Я вкратце рассказал ему, что часть Города разрушена, что моя мать и еще шесть тысяч погибших заморожены в братской могиле. Рассказал, как мать заслонила меня от ножа в руке его клона.
– Так я и знал, что эта бомба старая, – сказал он. – Слишком старая.
– Ты убийца, – сказал Соли и уперся отставленной назад ногой в снег.
– Хорошо, вот он я – убийца, настигнутый и окруженный убийцами.
Соли покрепче стиснул копье. Я был уверен, что он вот-вот убьет Хранителя. Программы убийства уже работали в нем. Но он удивил меня. Он смерил Хранителя взглядом и спросил просто:
– При чем тут Город? Город, который ты основал три тысячи лет назад – это правда?
Хранитель, выдохнув облачко пара, повернулся ко мне.
– Значит, ты побывал в богине, и она говорила с тобой. Что она тебе сказала про меня, а, Мэллори?
– Что ты самый старый из людей и прожил много тысяч лет.
– Так сколько же мне лет? Что она сказала?
– Сказала, что в Век Холокоста ты по крайней мере уже жил.
– Я стар, это правда.
Я слез с нарт и встал рядом с Соли. Он шагнул поближе к Хранителю, и тот отступил назад, к трещине.
– Сколько же тебе лет? – спросил я.
– Много. Очень много. Я старше, чем этот снег, старше, чем лед на море.
– Придется тебе, однако, расплатиться за твои злодеяния, – сказал Соли.
Хранитель без видимой причины бросил взгляд на небо. Былой ад кипел в его черных глазах, и я понял, что он уже расплатился за свои злодеяния кровоточащими кусками своей души, продолжает платить и никогда не перестанет.
– Все так быстро, – сказал он. – Человеческая жизнь – это несколько тяжких мгновений, ничего более, разве это зло – милосердно прекратить чью-то жизнь за несколько секунд до того, как тиканье остановится само по себе и человек умрет естественной смертью? Скажите честно!
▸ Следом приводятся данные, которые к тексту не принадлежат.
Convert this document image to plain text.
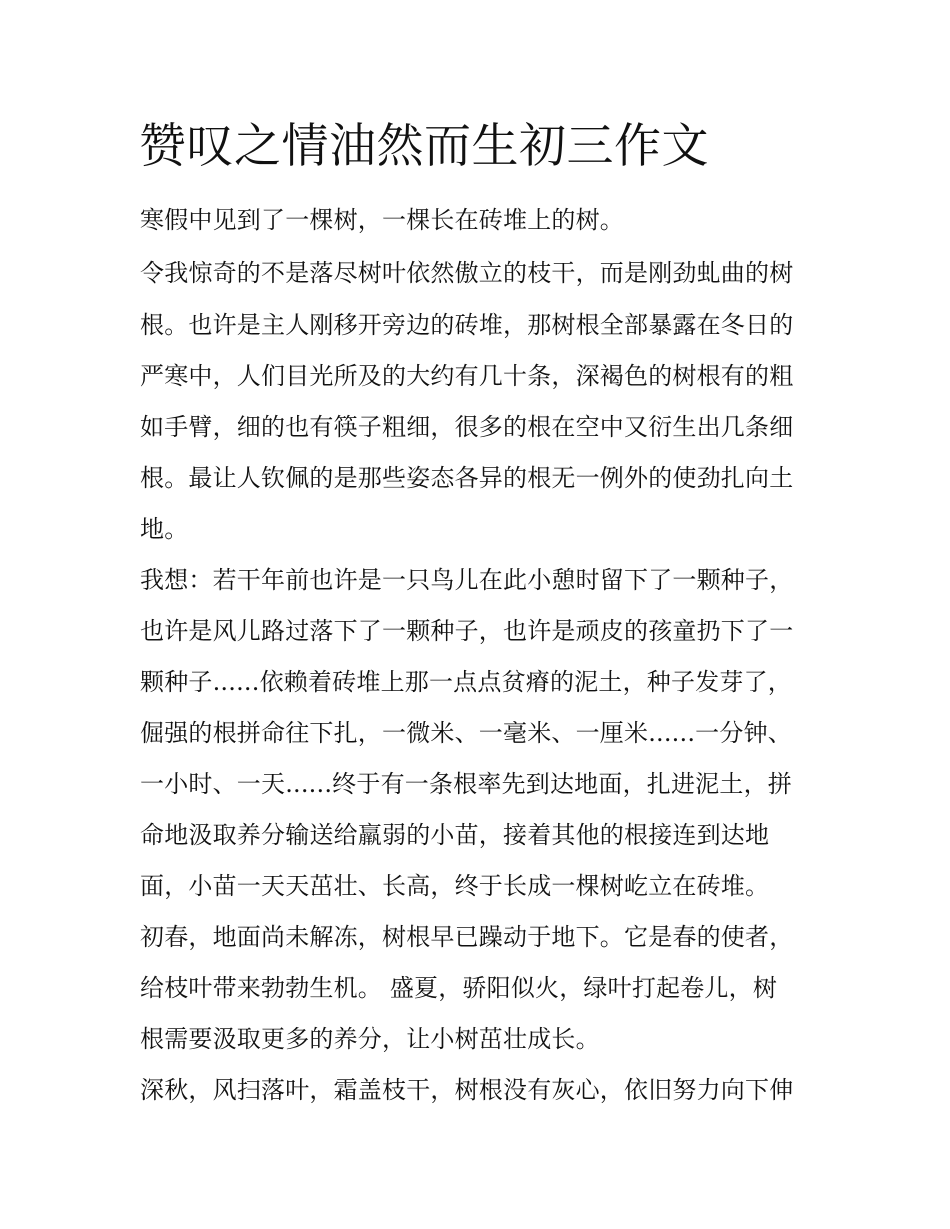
赞叹之情油然而生初三作文

寒假中见到了一棵树，一棵长在砖堆上的树。

令我惊奇的不是落尽树叶依然傲立的枝干，而是刚劲虬曲的树

根。也许是主人刚移开旁边的砖堆，那树根全部暴露在冬日的

严寒中，人们目光所及的大约有几十条，深褐色的树根有的粗

如手臂，细的也有筷子粗细，很多的根在空中又衍生出几条细

根。最让人钦佩的是那些姿态各异的根无一例外的使劲扎向土

地。

我想：若干年前也许是一只鸟儿在此小憩时留下了一颗种子，

也许是风儿路过落下了一颗种子，也许是顽皮的孩童扔下了一

颗种子......依赖着砖堆上那一点点贫瘠的泥土，种子发芽了，

倔强的根拼命往下扎，一微米、一毫米、一厘米......一分钟、

一小时、一天......终于有一条根率先到达地面，扎进泥土，拼

命地汲取养分输送给羸弱的小苗，接着其他的根接连到达地

面，小苗一天天茁壮、长高，终于长成一棵树屹立在砖堆。

初春，地面尚未解冻，树根早已躁动于地下。它是春的使者，

给枝叶带来勃勃生机。 盛夏，骄阳似火，绿叶打起卷儿，树

根需要汲取更多的养分，让小树茁壮成长。

深秋，风扫落叶，霜盖枝干，树根没有灰心，依旧努力向下伸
Но мы с Соли, на себе испытавшие, что значит убивать, промолчали.
– Город прожил свой срок, – продолжал Хранитель. – И Орден тоже. Вы хорошо знаете, почему я сделал то, что сделал.
– А мать мою обязательно было убивать?
– Ее убил мой двойник, не я.
– Ее убил ты.
Он поднял кулак и прорычал:
– Твоя мать и ты, бастард Рингесс, со своим навороченными мозгом и сумасбродными новыми идеями – вот кто погубит род человеческий.
Я смахнул иней с ресниц и сказал:
– Ты и меня бы убил.
– Однажды я сделал все, чтобы тебя спасти – помнишь? – и спас, потому что любил тебя как сына. – Он быстро взглянул на Соли. – Та книга стихов еще у тебя? Я хотел спасти тебя от богини и перестарался, будь я проклят!
Я подошел поближе к нему. Он чесал Тусу за ухом, демонстративно не обращая внимания на поднятое копье Соли. Пар вырывался из его ноздрей медленными ровными струйками. Пахло кислым потом, дыханием хищного существа. Он чего-то боялся. Его лицо было тверже любого известного мне человеческого лица, но на нем был страх. Я стал между ним и Соли. Соли выругался и отошел, ища новую позицию для удара.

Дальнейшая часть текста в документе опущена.